Recensione del romanzo di Teresa Ciabatti “Gli anni belli”

WQuando rivuole la sua giovinezza, raramente intende la pubertà. Vuoi avere vent’anni, essere ancora giovane ma libero da sbalzi ormonali, ma quattordici o quindici è meglio. Nel nuovo libro di Teresa Ciabatti “Gli anni belli”, anche questa volta è pessimo, contrariamente al titolo. Questo romanzo racconta la storia di uno scrittore che ricorda gli anni in cui conobbe Federica, la sua migliore amica fin dalla giovinezza. In quel momento, la sorella minore di Federica, Livia, cadde dalla finestra in circostanze non chiare. È sopravvissuto, ma da allora soffre di un handicap mentale che lo rende infantile e gli fa pensare che nulla sia cambiato da quando andava a scuola.

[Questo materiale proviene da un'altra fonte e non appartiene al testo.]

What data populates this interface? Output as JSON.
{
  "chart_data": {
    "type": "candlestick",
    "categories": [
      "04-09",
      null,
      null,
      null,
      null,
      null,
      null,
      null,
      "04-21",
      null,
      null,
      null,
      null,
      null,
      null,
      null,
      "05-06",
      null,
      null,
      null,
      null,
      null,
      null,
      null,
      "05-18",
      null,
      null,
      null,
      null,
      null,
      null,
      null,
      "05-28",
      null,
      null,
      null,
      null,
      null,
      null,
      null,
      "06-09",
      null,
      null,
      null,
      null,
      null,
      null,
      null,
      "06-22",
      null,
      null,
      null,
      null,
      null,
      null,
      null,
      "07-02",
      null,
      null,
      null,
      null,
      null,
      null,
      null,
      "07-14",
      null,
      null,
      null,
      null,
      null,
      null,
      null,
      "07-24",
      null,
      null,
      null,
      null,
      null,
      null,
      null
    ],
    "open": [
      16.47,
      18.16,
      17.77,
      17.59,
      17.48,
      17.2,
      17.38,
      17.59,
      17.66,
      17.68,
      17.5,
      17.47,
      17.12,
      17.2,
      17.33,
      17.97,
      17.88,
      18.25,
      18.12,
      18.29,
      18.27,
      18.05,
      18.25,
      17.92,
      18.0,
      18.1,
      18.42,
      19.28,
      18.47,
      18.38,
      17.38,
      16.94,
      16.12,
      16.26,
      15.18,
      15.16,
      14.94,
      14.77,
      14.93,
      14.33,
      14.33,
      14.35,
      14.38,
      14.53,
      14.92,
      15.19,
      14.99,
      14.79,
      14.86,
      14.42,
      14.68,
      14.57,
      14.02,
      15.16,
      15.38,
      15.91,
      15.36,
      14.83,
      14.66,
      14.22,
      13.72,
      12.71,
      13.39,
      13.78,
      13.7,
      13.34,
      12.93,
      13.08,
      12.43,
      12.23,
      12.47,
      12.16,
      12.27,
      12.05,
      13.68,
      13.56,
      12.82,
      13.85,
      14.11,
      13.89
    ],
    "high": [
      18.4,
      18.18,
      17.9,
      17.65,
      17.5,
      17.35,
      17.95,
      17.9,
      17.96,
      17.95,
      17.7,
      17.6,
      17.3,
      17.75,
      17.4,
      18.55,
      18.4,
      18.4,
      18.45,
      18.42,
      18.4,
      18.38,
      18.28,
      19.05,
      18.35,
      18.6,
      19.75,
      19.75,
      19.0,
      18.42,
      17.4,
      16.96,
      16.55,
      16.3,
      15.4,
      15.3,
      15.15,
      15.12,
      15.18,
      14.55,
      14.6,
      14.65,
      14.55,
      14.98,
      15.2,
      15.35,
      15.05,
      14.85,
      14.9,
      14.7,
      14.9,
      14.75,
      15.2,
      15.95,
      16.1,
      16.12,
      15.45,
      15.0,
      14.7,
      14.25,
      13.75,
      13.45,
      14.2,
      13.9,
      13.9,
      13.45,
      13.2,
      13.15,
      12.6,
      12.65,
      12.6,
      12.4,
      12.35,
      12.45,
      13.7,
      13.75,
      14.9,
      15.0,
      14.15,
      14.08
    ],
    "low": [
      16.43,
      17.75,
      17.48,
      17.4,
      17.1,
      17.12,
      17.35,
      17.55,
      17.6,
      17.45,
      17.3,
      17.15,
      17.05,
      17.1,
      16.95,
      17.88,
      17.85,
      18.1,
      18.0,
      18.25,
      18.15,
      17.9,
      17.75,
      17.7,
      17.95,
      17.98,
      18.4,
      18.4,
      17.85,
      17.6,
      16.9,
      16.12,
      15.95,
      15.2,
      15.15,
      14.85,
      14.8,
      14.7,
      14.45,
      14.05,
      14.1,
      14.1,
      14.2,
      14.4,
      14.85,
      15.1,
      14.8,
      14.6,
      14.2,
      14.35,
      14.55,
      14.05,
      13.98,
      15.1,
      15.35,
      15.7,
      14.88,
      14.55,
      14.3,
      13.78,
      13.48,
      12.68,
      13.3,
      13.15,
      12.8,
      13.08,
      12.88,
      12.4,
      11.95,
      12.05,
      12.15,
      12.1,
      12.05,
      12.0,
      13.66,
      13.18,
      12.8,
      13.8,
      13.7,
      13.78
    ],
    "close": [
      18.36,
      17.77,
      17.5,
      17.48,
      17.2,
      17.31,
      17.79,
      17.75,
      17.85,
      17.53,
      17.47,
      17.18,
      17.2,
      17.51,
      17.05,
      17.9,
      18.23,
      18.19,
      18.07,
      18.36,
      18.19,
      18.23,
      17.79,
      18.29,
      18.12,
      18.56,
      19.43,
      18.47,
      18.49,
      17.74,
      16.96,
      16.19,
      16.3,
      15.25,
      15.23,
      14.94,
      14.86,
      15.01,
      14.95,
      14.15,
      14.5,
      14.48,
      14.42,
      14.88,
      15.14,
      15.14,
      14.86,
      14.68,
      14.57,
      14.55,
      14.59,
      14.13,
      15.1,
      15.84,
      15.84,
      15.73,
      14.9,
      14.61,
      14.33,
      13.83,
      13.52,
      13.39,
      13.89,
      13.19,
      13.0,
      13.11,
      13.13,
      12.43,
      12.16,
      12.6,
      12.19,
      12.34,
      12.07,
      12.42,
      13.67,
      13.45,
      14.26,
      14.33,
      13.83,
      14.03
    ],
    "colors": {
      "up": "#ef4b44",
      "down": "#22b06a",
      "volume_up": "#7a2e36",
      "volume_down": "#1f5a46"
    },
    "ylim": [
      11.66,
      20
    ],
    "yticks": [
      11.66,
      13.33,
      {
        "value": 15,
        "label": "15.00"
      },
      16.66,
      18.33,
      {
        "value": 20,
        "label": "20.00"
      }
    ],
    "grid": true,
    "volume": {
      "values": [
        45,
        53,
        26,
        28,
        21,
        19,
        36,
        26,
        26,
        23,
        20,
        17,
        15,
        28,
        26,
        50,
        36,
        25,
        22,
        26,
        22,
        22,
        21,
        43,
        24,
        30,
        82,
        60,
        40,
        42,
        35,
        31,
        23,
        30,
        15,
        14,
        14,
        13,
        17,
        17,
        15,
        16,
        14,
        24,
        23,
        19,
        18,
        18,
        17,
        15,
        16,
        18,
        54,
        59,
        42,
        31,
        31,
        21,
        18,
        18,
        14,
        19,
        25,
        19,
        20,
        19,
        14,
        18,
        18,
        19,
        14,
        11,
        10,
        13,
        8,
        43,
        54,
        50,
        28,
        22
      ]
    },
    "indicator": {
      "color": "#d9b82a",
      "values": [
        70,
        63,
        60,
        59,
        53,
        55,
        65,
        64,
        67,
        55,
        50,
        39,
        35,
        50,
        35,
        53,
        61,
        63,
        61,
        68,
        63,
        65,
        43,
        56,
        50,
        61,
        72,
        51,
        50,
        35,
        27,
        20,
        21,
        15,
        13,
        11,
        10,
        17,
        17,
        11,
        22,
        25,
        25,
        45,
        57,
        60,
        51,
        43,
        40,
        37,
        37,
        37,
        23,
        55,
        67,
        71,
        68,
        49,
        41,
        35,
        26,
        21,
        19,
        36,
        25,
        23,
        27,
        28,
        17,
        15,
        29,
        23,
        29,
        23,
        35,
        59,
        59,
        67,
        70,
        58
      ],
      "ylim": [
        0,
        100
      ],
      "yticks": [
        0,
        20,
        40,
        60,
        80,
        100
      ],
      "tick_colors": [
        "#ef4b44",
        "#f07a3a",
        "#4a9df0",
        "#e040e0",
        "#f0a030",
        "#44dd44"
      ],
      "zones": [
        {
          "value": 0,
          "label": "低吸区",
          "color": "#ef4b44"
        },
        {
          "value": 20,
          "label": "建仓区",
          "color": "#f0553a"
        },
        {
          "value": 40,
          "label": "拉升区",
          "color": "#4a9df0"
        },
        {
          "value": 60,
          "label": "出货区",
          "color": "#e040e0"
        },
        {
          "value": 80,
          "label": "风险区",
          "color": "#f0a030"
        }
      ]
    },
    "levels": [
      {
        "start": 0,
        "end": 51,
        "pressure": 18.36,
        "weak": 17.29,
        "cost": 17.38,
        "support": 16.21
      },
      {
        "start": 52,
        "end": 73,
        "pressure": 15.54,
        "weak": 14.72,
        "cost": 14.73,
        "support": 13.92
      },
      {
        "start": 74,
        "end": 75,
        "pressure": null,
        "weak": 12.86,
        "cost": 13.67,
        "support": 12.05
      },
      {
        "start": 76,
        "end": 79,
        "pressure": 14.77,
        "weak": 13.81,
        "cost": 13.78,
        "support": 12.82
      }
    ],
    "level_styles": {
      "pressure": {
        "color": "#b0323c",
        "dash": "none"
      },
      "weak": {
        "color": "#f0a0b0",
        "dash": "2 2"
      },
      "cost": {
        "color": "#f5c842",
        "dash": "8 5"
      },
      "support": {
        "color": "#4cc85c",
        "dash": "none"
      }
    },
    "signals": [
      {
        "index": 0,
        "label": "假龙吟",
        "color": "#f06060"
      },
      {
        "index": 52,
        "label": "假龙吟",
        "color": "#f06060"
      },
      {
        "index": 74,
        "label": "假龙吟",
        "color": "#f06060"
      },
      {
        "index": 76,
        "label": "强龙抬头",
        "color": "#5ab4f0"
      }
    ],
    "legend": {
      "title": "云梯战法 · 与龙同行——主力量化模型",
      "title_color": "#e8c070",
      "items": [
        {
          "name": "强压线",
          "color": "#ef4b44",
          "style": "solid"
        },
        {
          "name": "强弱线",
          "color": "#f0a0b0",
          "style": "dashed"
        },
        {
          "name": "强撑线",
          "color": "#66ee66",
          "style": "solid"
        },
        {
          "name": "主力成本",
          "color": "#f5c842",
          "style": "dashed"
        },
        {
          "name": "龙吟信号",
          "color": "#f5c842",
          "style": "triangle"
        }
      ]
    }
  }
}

È chiaro fin dall’inizio che il lettore non deve fidarsi troppo del narratore. Anche se sa cosa è successo a Livia in quel momento, non ce lo racconta – per ora. Questo stile narrativo inaffidabile si adatta a un romanzo su donne giovani (e meno giovani) di cui non ci si può fidare della percezione di sé: anche Livia, idolatrata dai ragazzi e invidiata dalle ragazze per il suo aspetto, può avere la sua. Non riconoscendo la bellezza, sfrigolò in un lettino abbronzante finché la sua pelle non fu ridotta a brandelli e lo rese ancora più magro. Nella trama vera e propria del romanzo, Ciabatti inserisce estratti di resoconti di giovani affetti da anoressia in una clinica le cui idee anche sul proprio corpo non corrispondono alla realtà. E anche il narratore ha un’immagine distorta del proprio aspetto. Anche se una volta pensava di essere grassa e brutta, ora, da adulta, vuole prendere le distanze ancora di più da se stessa e rendersi più attraente e di successo di quanto non sia in realtà.